R pretends to crack an egg on my head much to B's delight.
B's delight, close-up.
A primate in the trees.


The skinnies dipping.

We went to Forest Parc - a place where wild climbing adventures are organised in trees.  R&B were remarkably agile, for JC it was more of a challenge.  The place was full of Dutch people, some of whom we felt were culturally ill-attuned in the rudeness department.


I flee R's attempt to make me believe there is a spider crawling on my head.
R carries on, JC displays admirable love and patience...

JC takes the management challenge in the over 12s section,  inspired, encouraged and patiently directed by B.

Thursday, August 11, 2011

Cevennes Food

Here is the terrace where organic farmhouse vegetarian meals are taken in clement weather, with potted lemon and lime trees and a glimpse of the surrounding mountain forests of the white oak which is evergreen.


Upon fields and orchards
Growing towards harvest
There look with blessing
The spirits of heaven;
And their gaze searches
Our hearts for ripening' 
From 'August' by Adam Bittleston

Smiling tomatoes, fluffy little peaches, crowned pomegranates, and developing figs and olives...





...prepared in our own miniscule kitchen, local sausages fried with rosemary, pasta salad sprinkled with wild flowers, cucumber salad with sheeps milk yoghurt and wild mint dressing.

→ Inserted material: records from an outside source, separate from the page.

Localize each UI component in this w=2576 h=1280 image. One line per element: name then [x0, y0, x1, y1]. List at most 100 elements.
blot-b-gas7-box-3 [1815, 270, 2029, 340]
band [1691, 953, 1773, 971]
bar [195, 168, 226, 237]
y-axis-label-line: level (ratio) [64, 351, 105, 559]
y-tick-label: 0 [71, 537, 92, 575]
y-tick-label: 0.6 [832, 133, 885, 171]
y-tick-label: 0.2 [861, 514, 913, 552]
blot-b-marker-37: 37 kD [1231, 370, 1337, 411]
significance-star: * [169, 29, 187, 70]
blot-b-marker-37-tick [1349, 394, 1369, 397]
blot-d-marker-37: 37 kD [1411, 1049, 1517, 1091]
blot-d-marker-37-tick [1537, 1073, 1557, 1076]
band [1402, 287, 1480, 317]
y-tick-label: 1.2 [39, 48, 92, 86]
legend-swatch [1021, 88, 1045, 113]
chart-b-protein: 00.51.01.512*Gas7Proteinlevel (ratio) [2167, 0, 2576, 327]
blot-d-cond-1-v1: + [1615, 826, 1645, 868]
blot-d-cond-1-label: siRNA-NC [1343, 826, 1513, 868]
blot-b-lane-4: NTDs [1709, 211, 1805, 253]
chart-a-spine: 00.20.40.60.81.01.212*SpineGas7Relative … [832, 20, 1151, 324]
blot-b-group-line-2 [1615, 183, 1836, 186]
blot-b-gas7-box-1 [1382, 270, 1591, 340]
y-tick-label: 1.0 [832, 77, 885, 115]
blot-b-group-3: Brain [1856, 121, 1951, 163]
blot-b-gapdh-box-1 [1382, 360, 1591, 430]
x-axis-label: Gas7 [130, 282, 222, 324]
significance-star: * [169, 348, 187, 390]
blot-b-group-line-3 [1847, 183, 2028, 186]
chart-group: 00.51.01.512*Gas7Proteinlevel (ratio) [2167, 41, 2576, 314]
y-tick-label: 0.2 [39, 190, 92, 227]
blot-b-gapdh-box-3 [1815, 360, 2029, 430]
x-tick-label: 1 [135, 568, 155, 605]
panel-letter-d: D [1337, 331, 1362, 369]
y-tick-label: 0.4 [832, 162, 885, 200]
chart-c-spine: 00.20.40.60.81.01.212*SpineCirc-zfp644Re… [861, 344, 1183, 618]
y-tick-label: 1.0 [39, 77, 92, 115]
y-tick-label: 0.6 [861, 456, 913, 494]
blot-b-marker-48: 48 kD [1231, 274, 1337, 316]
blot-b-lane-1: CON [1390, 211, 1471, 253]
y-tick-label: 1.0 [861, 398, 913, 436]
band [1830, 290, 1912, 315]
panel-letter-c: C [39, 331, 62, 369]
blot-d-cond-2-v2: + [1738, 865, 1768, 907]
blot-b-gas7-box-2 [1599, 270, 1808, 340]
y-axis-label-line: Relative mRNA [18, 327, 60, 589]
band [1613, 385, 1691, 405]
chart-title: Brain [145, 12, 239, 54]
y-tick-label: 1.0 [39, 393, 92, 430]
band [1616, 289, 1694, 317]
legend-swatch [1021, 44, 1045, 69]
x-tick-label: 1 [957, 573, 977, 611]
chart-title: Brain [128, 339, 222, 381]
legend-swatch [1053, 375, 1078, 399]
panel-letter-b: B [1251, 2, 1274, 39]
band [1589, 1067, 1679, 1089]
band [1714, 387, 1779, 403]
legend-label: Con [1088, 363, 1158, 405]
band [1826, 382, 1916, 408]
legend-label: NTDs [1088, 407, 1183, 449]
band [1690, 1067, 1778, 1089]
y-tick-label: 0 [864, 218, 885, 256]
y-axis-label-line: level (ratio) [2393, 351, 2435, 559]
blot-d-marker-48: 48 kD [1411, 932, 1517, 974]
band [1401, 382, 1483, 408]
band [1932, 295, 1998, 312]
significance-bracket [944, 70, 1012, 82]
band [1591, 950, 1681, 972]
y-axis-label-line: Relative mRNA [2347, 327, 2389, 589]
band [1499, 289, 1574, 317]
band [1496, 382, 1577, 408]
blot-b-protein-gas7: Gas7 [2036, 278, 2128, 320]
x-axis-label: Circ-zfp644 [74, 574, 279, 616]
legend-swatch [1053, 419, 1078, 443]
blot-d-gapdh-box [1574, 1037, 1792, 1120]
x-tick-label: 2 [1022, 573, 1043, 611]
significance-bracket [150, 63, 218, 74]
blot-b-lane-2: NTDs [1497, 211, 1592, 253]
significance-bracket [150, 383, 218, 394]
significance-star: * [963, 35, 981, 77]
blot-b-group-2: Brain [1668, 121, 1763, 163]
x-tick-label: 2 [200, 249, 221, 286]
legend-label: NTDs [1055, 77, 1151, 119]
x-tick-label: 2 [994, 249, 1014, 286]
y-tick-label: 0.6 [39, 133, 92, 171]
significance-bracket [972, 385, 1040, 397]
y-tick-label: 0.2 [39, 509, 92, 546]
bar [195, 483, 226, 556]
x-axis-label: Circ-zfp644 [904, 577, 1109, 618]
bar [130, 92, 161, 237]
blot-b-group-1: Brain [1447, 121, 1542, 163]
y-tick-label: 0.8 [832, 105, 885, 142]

We also ate pourpier sauvage (purslane) as a green salad and grilling herb.  It's a wild plant which grows in between the rows, much hated as a 'pervasive weed' by the FDA and horribly killed, but in fact delicious, medicinal, and rich in vitamins and Omega 3.  On the farm they feed it to the hens to make their eggs rich in omega 3. 
In the shop selling local produce, we found 'brebis' (sheeps milk cheese), excellent sausages from pigs which trot between the chestnut trees, and everything you can think of to make from chestnuts with their sweet fruit and bitter flower.  We particularly enjoyed herb and flower 'syrops':  thyme, rose and lavender.  All you have to do is make a strong herbal tea with a good lot of flowers/herbs and 500 mls water, then add 500 mls of 'sucre complet' (whole sugar) and boil up into a syrop.  Can be used  to make drinks diluted with iced water, or to flavour yoghurts.   We invented 'honey rose' sheeps milk yoghurt, with mountain honey and syrop de rose food for the Gods.

A hot smoking southern rosemary...

A pumpkin turning golden, ready for harvest when the umbilical stalk is dry and no longer feeding, kept for winter soup, or if particularly big and beautiful, kept as decoration and doorstop to remind us of Jupiter's largesse.